Worst still to come in Darfur-U.S. aid official
By Richard Waddington
GENEVA, Oct 4 (Reuters) – The crisis in Sudan’s Darfur region, where more than a million people have fled their homes to escape violence, will worsen and the death toll could hit 300,000 this year, a senior U.S. official said on Monday.
Although the U.N. and humanitarian agencies speak of 50,000 dead so far from fighting, hunger and disease, the coordinator of the U.S. Agency for International Development’s (USAID) humanitarian programme said the figure was guesswork.
“The crisis has not yet peaked. We have not yet seen the worst in Darfur,” said William Garvelink.
The agency said in April that between 80,000 and 300,000 people could die, depending on how much access international aid workers had to those in need.
“We are coming to the high side of that range of numbers … I would say that we are probably in the 200,000-300,000 range by the end of the year,” he told a news conference.
The official, who recently visited the area with Ruud Lubbers, the U.N. High Commissioner for Refugees (UNHCR), said lack of food was a big problem as the harvest in the vast western region of Sudan had reached only 20 percent of normal.
People were already weak from struggling through the early part of the summer with little international help, and women and children would be particularly vulnerable to food shortages. “Woman and children will die at a much higher rate than they are now,” Garvelink said.
Violence intensified early last year when rebels took up arms, accusing Sudan’s government of discriminating against African tribes in the remote region and arming Arab militias to drive them off their land.
Fighting has continued despite a ceasefire agreed between the government and rebels in April.
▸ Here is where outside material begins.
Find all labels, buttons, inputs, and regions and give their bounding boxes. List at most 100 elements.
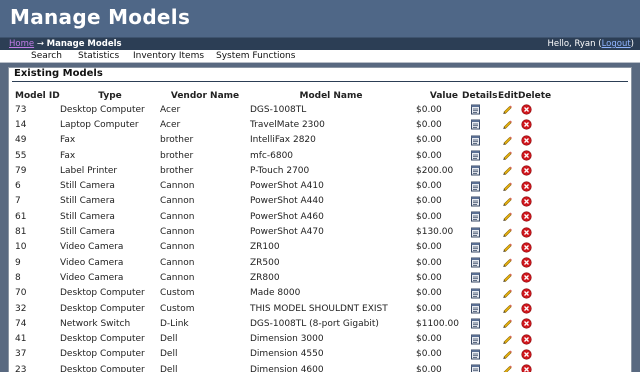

Some 1.3 million people have abandoned their homes and villages, mostly fleeing to camps within government-held areas of Darfur or neighbouring Chad.
Another 100,000 could soon cross into Chad, where 200,000 are being cared for by UNHCR, adding to growing tension with local people who feel they are being ignored by the international community, said U.S. Assistant Secretary of State Arthur Dewey.
Dewey, in Geneva to attend an UNHCR executive committee meeting, said Washington would provide $600,000 to finance a doubling to 16 in the number of human rights monitors deployed by the United Nations in Darfur.
But this would not restore the trust of those who had fled in the Khartoum government, which the U.N. says is not doing enough to halt a campaign of terror being waged by the Arab militias, known as Janjaweed.
“We have not seen sufficient response from the government … It is very frustrating,” Dewey told journalists.